Cyber Attack Exploits SSL VPNs: Significant Breaches Uncovered
Recent findings from Hudson Rock reveal that a sophisticated cyberattack has significantly compromised multiple organizations across several countries. The attackers employed advanced methods to intercept SSL VPN authentication hashes, utilizing a powerful 45-GPU cluster managed through Hashtopolis to crack these hashes. By leveraging this computational power, the hackers attempted numerous combinations of plaintext passwords until they successfully identified the correct ones. This enabled them to navigate laterally within networks, effectively compromising Active Directory environments and centralized authentication systems.
Hudson Rock further detailed the incident’s consequences, noting confirmed full network breaches at numerous entities in Japan, Taiwan, Vietnam, Iraq, and Turkey. Alarmingly, the group successfully exfiltrated classified documents from a Turkish NATO defense contractor. Researcher Diachenko emphasized the breadth and sophistication of the attack, succinctly stating, “The scale is the sophistication.”

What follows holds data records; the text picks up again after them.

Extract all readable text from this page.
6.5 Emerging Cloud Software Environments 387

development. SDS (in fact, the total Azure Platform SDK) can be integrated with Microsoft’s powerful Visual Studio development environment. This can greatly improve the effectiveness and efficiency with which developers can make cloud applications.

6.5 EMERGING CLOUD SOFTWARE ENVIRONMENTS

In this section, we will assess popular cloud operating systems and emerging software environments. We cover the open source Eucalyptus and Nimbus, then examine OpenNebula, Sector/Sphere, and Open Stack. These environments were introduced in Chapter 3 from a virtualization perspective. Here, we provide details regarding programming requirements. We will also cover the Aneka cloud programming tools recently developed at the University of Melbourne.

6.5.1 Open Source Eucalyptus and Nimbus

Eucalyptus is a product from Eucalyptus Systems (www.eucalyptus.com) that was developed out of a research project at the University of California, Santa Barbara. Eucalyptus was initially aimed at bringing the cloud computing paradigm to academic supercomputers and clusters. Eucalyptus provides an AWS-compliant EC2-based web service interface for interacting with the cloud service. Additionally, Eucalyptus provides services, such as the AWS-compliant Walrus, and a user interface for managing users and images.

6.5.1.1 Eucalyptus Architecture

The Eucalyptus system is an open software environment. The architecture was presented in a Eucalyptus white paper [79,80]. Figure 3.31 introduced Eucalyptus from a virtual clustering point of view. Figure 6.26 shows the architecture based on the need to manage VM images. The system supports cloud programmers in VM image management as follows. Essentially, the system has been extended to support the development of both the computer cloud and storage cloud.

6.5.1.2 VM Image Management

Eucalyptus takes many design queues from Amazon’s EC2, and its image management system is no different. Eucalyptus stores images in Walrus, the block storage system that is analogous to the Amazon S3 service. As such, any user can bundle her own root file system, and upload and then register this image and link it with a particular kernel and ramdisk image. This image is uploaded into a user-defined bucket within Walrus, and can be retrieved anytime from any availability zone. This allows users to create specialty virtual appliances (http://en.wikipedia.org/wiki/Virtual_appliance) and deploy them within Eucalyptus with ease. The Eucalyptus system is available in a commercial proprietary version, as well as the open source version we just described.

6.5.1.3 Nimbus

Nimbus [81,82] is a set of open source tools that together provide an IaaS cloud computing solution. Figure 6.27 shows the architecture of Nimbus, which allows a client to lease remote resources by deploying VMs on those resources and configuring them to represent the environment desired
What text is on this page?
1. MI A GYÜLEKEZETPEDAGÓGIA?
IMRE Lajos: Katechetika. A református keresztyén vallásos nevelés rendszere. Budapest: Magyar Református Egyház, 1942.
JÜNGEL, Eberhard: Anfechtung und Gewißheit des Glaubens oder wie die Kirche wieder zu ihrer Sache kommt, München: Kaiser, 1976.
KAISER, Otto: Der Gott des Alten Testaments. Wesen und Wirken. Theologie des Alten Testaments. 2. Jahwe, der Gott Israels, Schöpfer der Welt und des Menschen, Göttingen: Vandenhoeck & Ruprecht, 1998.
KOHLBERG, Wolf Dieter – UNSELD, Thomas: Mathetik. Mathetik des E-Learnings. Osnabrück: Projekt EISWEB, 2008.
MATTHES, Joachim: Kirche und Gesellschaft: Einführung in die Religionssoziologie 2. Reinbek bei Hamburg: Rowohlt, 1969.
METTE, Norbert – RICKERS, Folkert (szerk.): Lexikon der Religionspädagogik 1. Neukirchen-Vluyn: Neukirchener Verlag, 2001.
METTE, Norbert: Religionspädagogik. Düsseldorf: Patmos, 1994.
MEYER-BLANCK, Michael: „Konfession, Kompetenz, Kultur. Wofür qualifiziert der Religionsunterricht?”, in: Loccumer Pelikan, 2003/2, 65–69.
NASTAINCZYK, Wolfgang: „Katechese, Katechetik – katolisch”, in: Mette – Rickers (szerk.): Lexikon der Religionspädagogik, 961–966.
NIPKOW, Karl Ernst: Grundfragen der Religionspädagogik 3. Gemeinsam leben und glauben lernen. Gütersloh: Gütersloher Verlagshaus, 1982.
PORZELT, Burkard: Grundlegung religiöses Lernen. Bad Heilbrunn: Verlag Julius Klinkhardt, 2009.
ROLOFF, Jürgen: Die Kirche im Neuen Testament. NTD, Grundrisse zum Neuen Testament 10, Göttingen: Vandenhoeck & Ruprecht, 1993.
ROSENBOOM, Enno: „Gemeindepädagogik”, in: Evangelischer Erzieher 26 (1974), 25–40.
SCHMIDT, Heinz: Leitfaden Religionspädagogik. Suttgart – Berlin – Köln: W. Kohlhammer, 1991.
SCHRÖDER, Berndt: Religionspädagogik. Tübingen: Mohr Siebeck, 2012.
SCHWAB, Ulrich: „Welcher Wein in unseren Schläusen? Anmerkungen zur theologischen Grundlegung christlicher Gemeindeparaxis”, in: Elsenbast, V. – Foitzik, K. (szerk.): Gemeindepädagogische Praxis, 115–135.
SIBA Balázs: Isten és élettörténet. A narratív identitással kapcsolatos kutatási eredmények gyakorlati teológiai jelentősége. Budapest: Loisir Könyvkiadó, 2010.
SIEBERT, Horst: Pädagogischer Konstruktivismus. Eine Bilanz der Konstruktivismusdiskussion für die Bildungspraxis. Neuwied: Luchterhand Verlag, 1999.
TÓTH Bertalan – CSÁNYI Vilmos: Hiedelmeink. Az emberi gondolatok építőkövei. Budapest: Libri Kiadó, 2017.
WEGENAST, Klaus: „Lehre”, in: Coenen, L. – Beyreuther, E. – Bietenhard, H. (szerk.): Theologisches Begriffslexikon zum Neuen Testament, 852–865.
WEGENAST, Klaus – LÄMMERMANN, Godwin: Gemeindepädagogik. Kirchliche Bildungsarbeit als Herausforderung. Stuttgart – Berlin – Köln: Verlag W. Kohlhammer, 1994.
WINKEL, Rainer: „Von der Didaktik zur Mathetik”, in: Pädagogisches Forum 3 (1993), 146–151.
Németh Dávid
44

The attack’s scale went beyond simple hash cracking. The hackers utilized an innovative, feedback-driven recursive system with twelve levels, processing password candidates through custom dictionaries and common keyboard patterns. This multifaceted approach allowed them to continuously refine their password guesses, adapting their tactics as they gained insights from previous attempts. Diachenko remarked on the attackers’ ingenuity, highlighting a stark contrast to their operational security, which evidently faltered as they left digital traces on the compromised server—an oversight often attributed to amateur practices in hacker circles.
Data from Hudson Rock indicates that the compromised devices predominantly resided in India, the United States, Taiwan, Mexico, Turkey, and Thailand. The most affected industries included IT services, construction materials, telecommunications, and financial services. High-profile organizations like Foxconn, Samsung, and Accenture found their data included in the breach database, alongside various government agencies and critical infrastructure providers, indicating a wide-ranging impact.
Firewalls, positioned at the perimeter of networks, have long been targeted by cybercriminals seeking access to valuable resources. The methods employed in this recent breach align with several tactics outlined in the MITRE ATT&CK framework. Initial access could have occurred through exploiting the SSL VPN vulnerabilities, allowing for persistence within the network. Privilege escalation appears to have been achieved as the attackers navigated through compromised Active Directory environments, thereby granting them deeper access to sensitive information.
As organizations grapple with these cybersecurity threats, it is imperative for Fortinet firewall users, in particular, to implement recommended security measures to safeguard their networks. Given the escalating sophistication of cyberattacks, the potential risks for businesses remain substantial, necessitating a vigilant and informed approach to cybersecurity.